“Estrangeiro aqui como em toda parte”: o verso de Fernando Pessoa na pele de Álvaro de Campos é apenas um acento lisboeta para citar dois relançamentos – clássicos de cantos opostos do planeta, ambos sobre homens deslocados em meio à gente, em épocas e de maneiras distintas. Dois jeitos diferentes de ser pária.
O primeiro, batizado de Rip Wan Winkle pelo americano Washington Irwing num conto publicado em 1819, dormiu um pouco demais (20 anos) sob uma árvore e acordou num mundo em que os Estados Unidos não eram mais colônia britânica. Centro das atenções, em terceira pessoa:
“A aparência de Rip, com sua barba longa e grisalha, sua caçadeira enferrujada, suas roupas maltrapilhas e um exército de mulheres e crianças nos calcanhares, logo atraiu a atenção dos políticos da taverna. (…) Puxando-o meio de lado, perguntou “com que lado ele votara”. Rip olhava atônito. Outro sujeitinho baixo mas intrometido puxou-o pelo braço. Erguendo-se na ponta dos pés, perguntou em seu ouvido se ele era “Federal ou Democrata”. Rip novamente não conseguiu entender a pergunta.” (A Lenda do Cavaleiro Sem Cabeça e Rip Van Winkle, de Washington Irving. Tradução de Celso Mauro Paciornick. Iluminuras, 128 págs., R$ 29).

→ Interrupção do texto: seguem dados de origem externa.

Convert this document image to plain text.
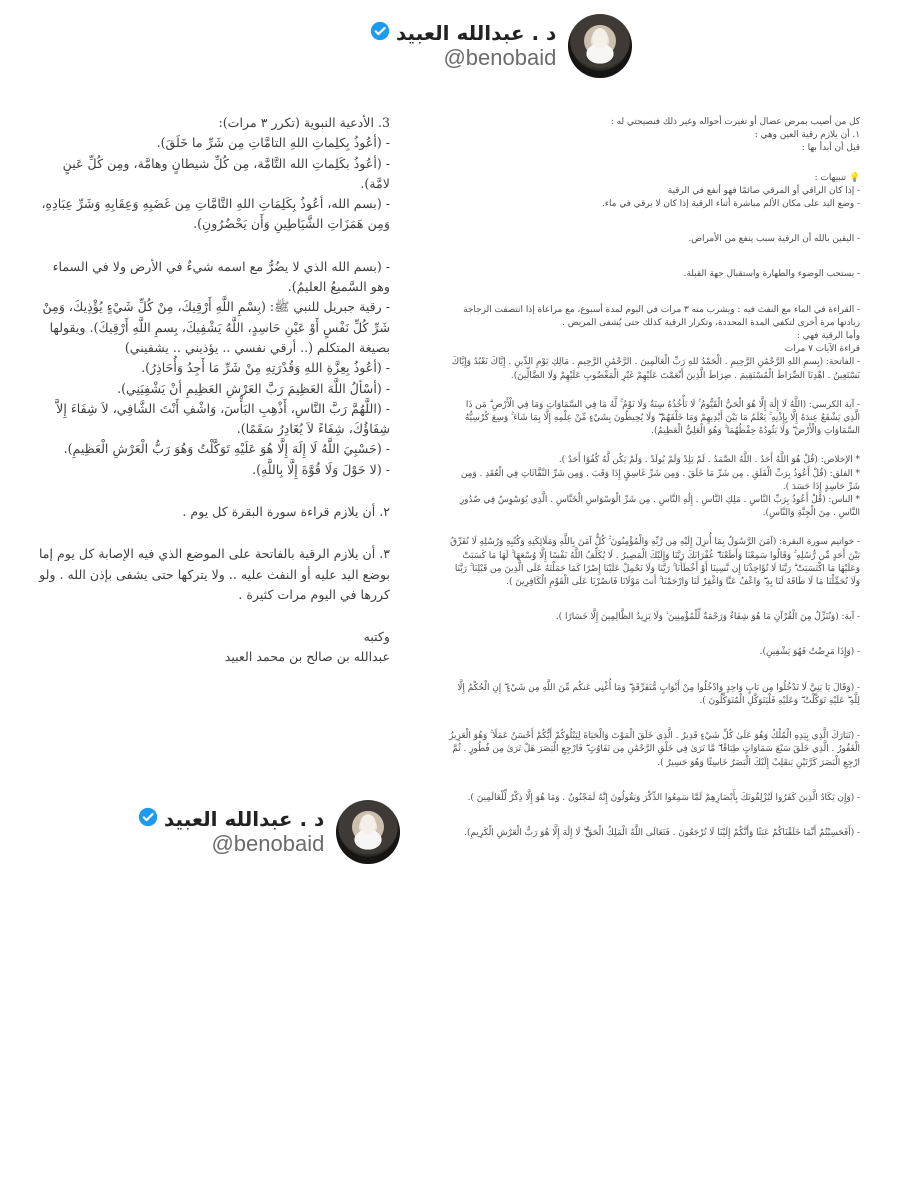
د . عبدالله العبيد
@benobaid

3. الأدعية النبوية (تكرر ٣ مرات):

- (أعُوذُ بِكلِماتِ اللهِ التامَّاتِ مِن شَرِّ ما خَلَقَ).

- (أعُوذُ بكَلِماتِ الله التَّامَّة، مِن كُلِّ شيطانٍ وهامَّة، ومِن كُلِّ عَينٍ لامَّة).

- (بسم الله، أعُوذُ بِكَلِمَاتِ اللهِ التَّامَّاتِ مِن غَضَبِهِ وَعِقَابِهِ وَشَرِّ عِبَادِهِ، وَمِن هَمَزَاتِ الشَّيَاطِينِ وَأَن يَحْضُرُونِ).

- (بسم الله الذي لا يضُرُّ مع اسمه شيءٌ في الأرض ولا في السماء وهو السَّميعُ العليمُ).

- رقية جبريل للنبي ﷺ: (بِسْمِ اللَّهِ أَرْقِيكَ، مِنْ كُلِّ شَيْءٍ يُؤْذِيكَ، وَمِنْ شَرِّ كُلِّ نَفْسٍ أَوْ عَيْنِ حَاسِدٍ، اللَّهُ يَشْفِيكَ، بِسمِ اللَّهِ أَرْقِيكَ). ويقولها بصيغة المتكلم (.. أرقي نفسي .. يؤذيني .. يشفيني)

- (أعُوذُ بِعِزَّةِ اللهِ وَقُدْرَتِهِ مِنْ شَرِّ مَا أَجِدُ وَأُحَاذِرُ).

- (أسْألُ اللَّهَ العَظِيمَ رَبَّ العَرْشِ العَظِيمِ أنْ يَشْفِيَنِي).

- (اللَّهُمَّ رَبَّ النَّاسِ، أَذْهِبِ البَأْسَ، وَاشْفِ أَنْتَ الشَّافِي، لاَ شِفَاءَ إِلاَّ شِفَاؤُكَ، شِفَاءً لاَ يُغَادِرُ سَقَمًا).

- (حَسْبِيَ اللَّهُ لَا إِلَهَ إِلَّا هُوَ عَلَيْهِ تَوَكَّلْتُ وَهُوَ رَبُّ الْعَرْشِ الْعَظِيمِ).

- (لا حَوْلَ وَلَا قُوَّةَ إِلَّا بِاللَّهِ).

٢. أن يلازم قراءة سورة البقرة كل يوم .

٣. أن يلازم الرقية بالفاتحة على الموضع الذي فيه الإصابة كل يوم إما بوضع اليد عليه أو النفث عليه .. ولا يتركها حتى يشفى بإذن الله . ولو كررها في اليوم مرات كثيرة .

وكتبه

عبدالله بن صالح بن محمد العبيد

د . عبدالله العبيد
@benobaid

كل من أصيب بمرض عضال أو تغيرت أحواله وغير ذلك فنصيحتي له :

١. أن يلازم رقية العين وهي :

قيل أن أبدأ بها :

💡 تنبيهات :

- إذا كان الراقي أو المرقي صائمًا فهو أنفع في الرقية

- وضع اليد على مكان الألم مباشرة أثناء الرقية إذا كان لا يرقي في ماء.

- اليقين بالله أن الرقية سبب ينفع من الأمراض.

- يستحب الوضوء والطهارة واستقبال جهة القبلة.

- القراءة في الماء مع النفث فيه : ويشرب منه ٣ مرات في اليوم لمدة أسبوع، مع مراعاة إذا انتصفت الزجاجة زيادتها مرة أخرى لتكفي المدة المحددة، وتكرار الرقية كذلك حتى يُشفى المريض .

وأما الرقية فهي :

قراءة الآيات ٧ مرات

- الفاتحة: (بِسمِ اللهِ الرَّحْمَٰنِ الرَّحِيمِ . الْحَمْدُ للهِ رَبِّ الْعَالَمِينَ . الرَّحْمَٰنِ الرَّحِيمِ . مَالِكِ يَوْمِ الدِّينِ . إِيَّاكَ نَعْبُدُ وَإِيَّاكَ نَسْتَعِينُ . اهْدِنَا الصِّرَاطَ الْمُسْتَقِيمَ . صِرَاطَ الَّذِينَ أَنْعَمْتَ عَلَيْهِمْ غَيْرِ الْمَغْضُوبِ عَلَيْهِمْ وَلَا الضَّالِّينَ).

- آية الكرسي: (اللَّهُ لَا إِلَٰهَ إِلَّا هُوَ الْحَيُّ الْقَيُّومُ ۚ لَا تَأْخُذُهُ سِنَةٌ وَلَا نَوْمٌ ۚ لَّهُ مَا فِي السَّمَاوَاتِ وَمَا فِي الْأَرْضِ ۗ مَن ذَا الَّذِي يَشْفَعُ عِندَهُ إِلَّا بِإِذْنِهِ ۚ يَعْلَمُ مَا بَيْنَ أَيْدِيهِمْ وَمَا خَلْفَهُمْ ۖ وَلَا يُحِيطُونَ بِشَيْءٍ مِّنْ عِلْمِهِ إِلَّا بِمَا شَاءَ ۚ وَسِعَ كُرْسِيُّهُ السَّمَاوَاتِ وَالْأَرْضَ ۖ وَلَا يَئُودُهُ حِفْظُهُمَا ۚ وَهُوَ الْعَلِيُّ الْعَظِيمُ).

* الإخلاص: (قُلْ هُوَ اللَّهُ أَحَدٌ . اللَّهُ الصَّمَدُ . لَمْ يَلِدْ وَلَمْ يُولَدْ . وَلَمْ يَكُن لَّهُ كُفُوًا أَحَدٌ ).

* الفلق: (قُلْ أَعُوذُ بِرَبِّ الْفَلَقِ . مِن شَرِّ مَا خَلَقَ . وَمِن شَرِّ غَاسِقٍ إِذَا وَقَبَ . وَمِن شَرِّ النَّفَّاثَاتِ فِي الْعُقَدِ . وَمِن شَرِّ حَاسِدٍ إِذَا حَسَدَ ).

* الناس: (قُلْ أَعُوذُ بِرَبِّ النَّاسِ . مَلِكِ النَّاسِ . إِلَٰهِ النَّاسِ . مِن شَرِّ الْوَسْوَاسِ الْخَنَّاسِ . الَّذِي يُوَسْوِسُ فِي صُدُورِ النَّاسِ . مِنَ الْجِنَّةِ وَالنَّاسِ).

- خواتيم سورة البقرة: (آمَنَ الرَّسُولُ بِمَا أُنزِلَ إِلَيْهِ مِن رَّبِّهِ وَالْمُؤْمِنُونَ ۚ كُلٌّ آمَنَ بِاللَّهِ وَمَلَائِكَتِهِ وَكُتُبِهِ وَرُسُلِهِ لَا نُفَرِّقُ بَيْنَ أَحَدٍ مِّن رُّسُلِهِ ۚ وَقَالُوا سَمِعْنَا وَأَطَعْنَا ۖ غُفْرَانَكَ رَبَّنَا وَإِلَيْكَ الْمَصِيرُ . لَا يُكَلِّفُ اللَّهُ نَفْسًا إِلَّا وُسْعَهَا ۚ لَهَا مَا كَسَبَتْ وَعَلَيْهَا مَا اكْتَسَبَتْ ۗ رَبَّنَا لَا تُؤَاخِذْنَا إِن نَّسِينَا أَوْ أَخْطَأْنَا ۚ رَبَّنَا وَلَا تَحْمِلْ عَلَيْنَا إِصْرًا كَمَا حَمَلْتَهُ عَلَى الَّذِينَ مِن قَبْلِنَا ۚ رَبَّنَا وَلَا تُحَمِّلْنَا مَا لَا طَاقَةَ لَنَا بِهِ ۖ وَاعْفُ عَنَّا وَاغْفِرْ لَنَا وَارْحَمْنَا ۚ أَنتَ مَوْلَانَا فَانصُرْنَا عَلَى الْقَوْمِ الْكَافِرِينَ ).

- آية: (وَنُنَزِّلُ مِنَ الْقُرْآنِ مَا هُوَ شِفَاءٌ وَرَحْمَةٌ لِّلْمُؤْمِنِينَ ۙ وَلَا يَزِيدُ الظَّالِمِينَ إِلَّا خَسَارًا ).

- (وَإِذَا مَرِضْتُ فَهُوَ يَشْفِينِ).

- (وَقَالَ يَا بَنِيَّ لَا تَدْخُلُوا مِن بَابٍ وَاحِدٍ وَادْخُلُوا مِنْ أَبْوَابٍ مُّتَفَرِّقَةٍ ۖ وَمَا أُغْنِي عَنكُم مِّنَ اللَّهِ مِن شَيْءٍ ۖ إِنِ الْحُكْمُ إِلَّا لِلَّهِ ۖ عَلَيْهِ تَوَكَّلْتُ ۖ وَعَلَيْهِ فَلْيَتَوَكَّلِ الْمُتَوَكِّلُونَ ).

- (تَبَارَكَ الَّذِي بِيَدِهِ الْمُلْكُ وَهُوَ عَلَىٰ كُلِّ شَيْءٍ قَدِيرٌ . الَّذِي خَلَقَ الْمَوْتَ وَالْحَيَاةَ لِيَبْلُوَكُمْ أَيُّكُمْ أَحْسَنُ عَمَلًا ۚ وَهُوَ الْعَزِيزُ الْغَفُورُ . الَّذِي خَلَقَ سَبْعَ سَمَاوَاتٍ طِبَاقًا ۖ مَّا تَرَىٰ فِي خَلْقِ الرَّحْمَٰنِ مِن تَفَاوُتٍ ۖ فَارْجِعِ الْبَصَرَ هَلْ تَرَىٰ مِن فُطُورٍ . ثُمَّ ارْجِعِ الْبَصَرَ كَرَّتَيْنِ يَنقَلِبْ إِلَيْكَ الْبَصَرُ خَاسِئًا وَهُوَ حَسِيرٌ ).

- (وَإِن يَكَادُ الَّذِينَ كَفَرُوا لَيُزْلِقُونَكَ بِأَبْصَارِهِمْ لَمَّا سَمِعُوا الذِّكْرَ وَيَقُولُونَ إِنَّهُ لَمَجْنُونٌ . وَمَا هُوَ إِلَّا ذِكْرٌ لِّلْعَالَمِينَ ).

- (أَفَحَسِبْتُمْ أَنَّمَا خَلَقْنَاكُمْ عَبَثًا وَأَنَّكُمْ إِلَيْنَا لَا تُرْجَعُونَ . فَتَعَالَى اللَّهُ الْمَلِكُ الْحَقُّ ۖ لَا إِلَٰهَ إِلَّا هُوَ رَبُّ الْعَرْشِ الْكَرِيمِ).
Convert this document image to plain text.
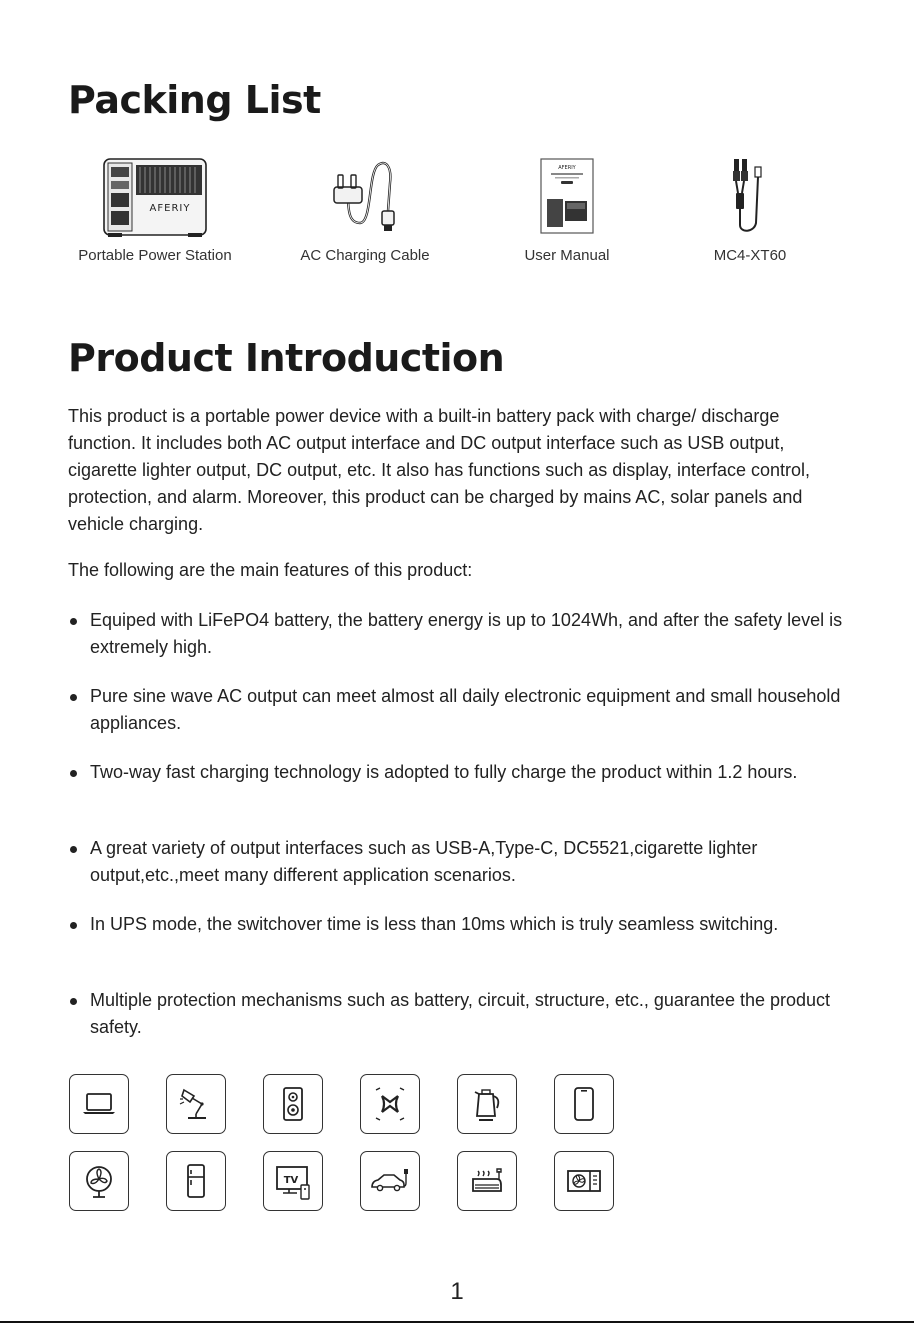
Packing List
AFERIY
Portable Power Station	AC Charging Cable
AFERIY
User Manual	MC4-XT60
Product Introduction

This product is a portable power device with a built-in battery pack with charge/ discharge function. It includes both AC output interface and DC output interface such as USB output, cigarette lighter output, DC output, etc. It also has functions such as display, interface control, protection, and alarm. Moreover, this product can be charged by mains AC, solar panels and vehicle charging.

The following are the main features of this product:

Equiped with LiFePO4 battery, the battery energy is up to 1024Wh, and after the safety level is extremely high.
Pure sine wave AC output can meet almost all daily electronic equipment and small household appliances.
Two-way fast charging technology is adopted to fully charge the product within 1.2 hours.
A great variety of output interfaces such as USB-A,Type-C, DC5521,cigarette lighter output,etc.,meet many different application scenarios.
In UPS mode, the switchover time is less than 10ms which is truly seamless switching.
Multiple protection mechanisms such as battery, circuit, structure, etc., guarantee the product safety.
TV
1
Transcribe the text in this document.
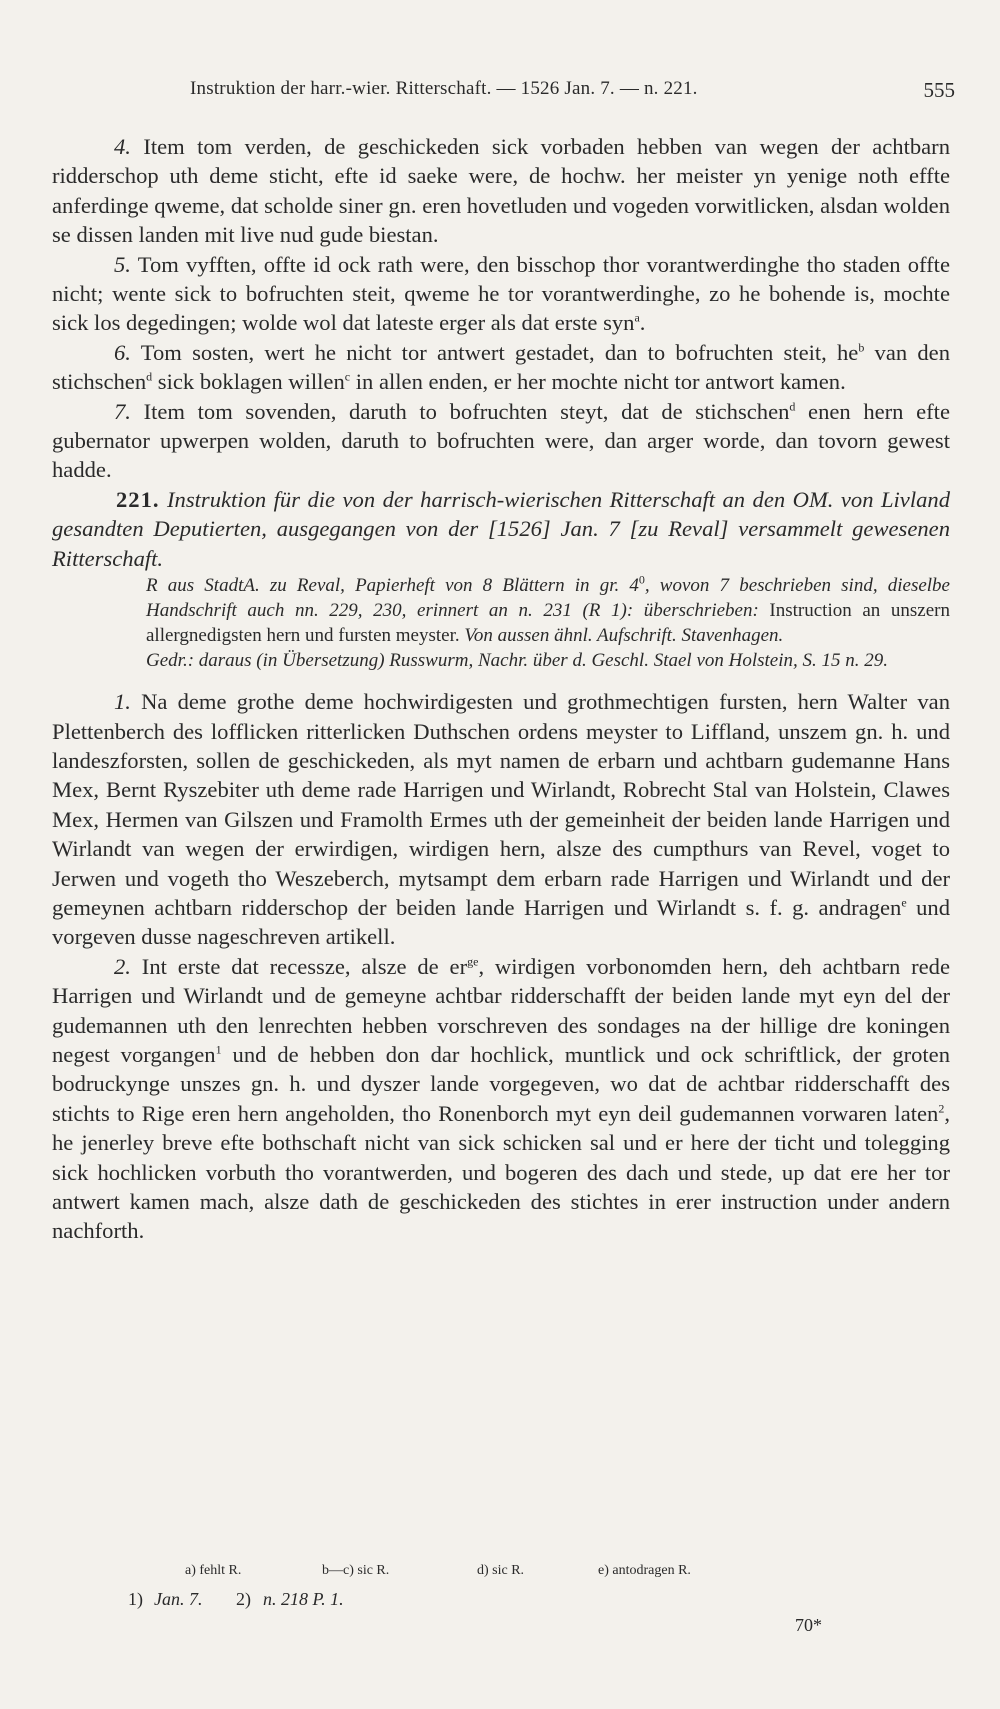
Instruktion der harr.-wier. Ritterschaft. — 1526 Jan. 7. — n. 221.	555

4. Item tom verden, de geschickeden sick vorbaden hebben van wegen der achtbarn ridderschop uth deme sticht, efte id saeke were, de hochw. her meister yn yenige noth effte anferdinge qweme, dat scholde siner gn. eren hovetluden und vogeden vorwitlicken, alsdan wolden se dissen landen mit live nud gude biestan.

5. Tom vyfften, offte id ock rath were, den bisschop thor vorantwerdinghe tho staden offte nicht; wente sick to bofruchten steit, qweme he tor vorantwerdinghe, zo he bohende is, mochte sick los degedingen; wolde wol dat lateste erger als dat erste syn$^a$.

6. Tom sosten, wert he nicht tor antwert gestadet, dan to bofruchten steit, $he^b$ van den stichschen$^d$ sick boklagen willen$^c$ in allen enden, er her mochte nicht tor antwort kamen.

7. Item tom sovenden, daruth to bofruchten steyt, dat de stichschen$^d$ enen hern efte gubernator upwerpen wolden, daruth to bofruchten were, dan arger worde, dan tovorn gewest hadde.

221. Instruktion für die von der harrisch-wierischen Ritterschaft an den OM. von Livland gesandten Deputierten, ausgegangen von der [1526] Jan. 7 [zu Reval] versammelt gewesenen Ritterschaft.

R aus StadtA. zu Reval, Papierheft von 8 Blättern in gr. $4^0$, wovon 7 beschrieben sind, dieselbe Handschrift auch nn. 229, 230, erinnert an n. 231 (R 1): überschrieben: Instruction an unszern allergnedigsten hern und fursten meyster. Von aussen ähnl. Aufschrift. Stavenhagen.

Gedr.: daraus (in Übersetzung) Russwurm, Nachr. über d. Geschl. Stael von Holstein, S. 15 n. 29.

1. Na deme grothe deme hochwirdigesten und grothmechtigen fursten, hern Walter van Plettenberch des lofflicken ritterlicken Duthschen ordens meyster to Liffland, unszem gn. h. und landeszforsten, sollen de geschickeden, als myt namen de erbarn und achtbarn gudemanne Hans Mex, Bernt Ryszebiter uth deme rade Harrigen und Wirlandt, Robrecht Stal van Holstein, Clawes Mex, Hermen van Gilszen und Framolth Ermes uth der gemeinheit der beiden lande Harrigen und Wirlandt van wegen der erwirdigen, wirdigen hern, alsze des cumpthurs van Revel, voget to Jerwen und vogeth tho Weszeberch, mytsampt dem erbarn rade Harrigen und Wirlandt und der gemeynen achtbarn ridderschop der beiden lande Harrigen und Wirlandt s. f. g. andragen$^e$ und vorgeven dusse nageschreven artikell.

2. Int erste dat recessze, alsze de $er^{ge}$, wirdigen vorbonomden hern, deh achtbarn rede Harrigen und Wirlandt und de gemeyne achtbar ridderschafft der beiden lande myt eyn del der gudemannen uth den lenrechten hebben vorschreven des sondages na der hillige dre koningen negest vorgangen$^1$ und de hebben don dar hochlick, muntlick und ock schriftlick, der groten bodruckynge unszes gn. h. und dyszer lande vorgegeven, wo dat de achtbar ridderschafft des stichts to Rige eren hern angeholden, tho Ronenborch myt eyn deil gudemannen vorwaren laten$^2$, he jenerley breve efte bothschaft nicht van sick schicken sal und er here der ticht und tolegging sick hochlicken vorbuth tho vorantwerden, und bogeren des dach und stede, up dat ere her tor antwert kamen mach, alsze dath de geschickeden des stichtes in erer instruction under andern nachforth.

a) fehlt R.	b—c) sic R.	d) sic R.	e) antodragen R.
1) Jan. 7. 2) n. 218 P. 1.
70*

O segundo, criado pelo norueguês em 1890 do norueguês Knut Hamsun, é um escritor esfaimado que vaga pelas ruas de Cristiânia (antiga Oslo) munido de um toco de lápis para ir sobrevivendo de uns textos aqui e acolá. Invisível, em primeira pessoa:
“Que desolação, que miséria inigualável, ser indigente a esse ponto! Que humilhação, que desonra! (…) Para consolar-me e inocentar-me, começo a atribuir todos os defeitos possíveis a essas pessoas alegres que me roçam; alço ferozmente os ombros e lanço olhares de desprezo a todos que desfilam diante de mim, aos pares. Ah, esses estudantes sóbrios, comedores de bombons, que acreditam fazer uma orgia “europeia” quando conseguem acariciar os seios de uma costureirinha!” (Fome, de Knut Hamsun. Tradução de Carlos Drummond de Andrade. Geração Editorial, 176 págs., R$ 29,90).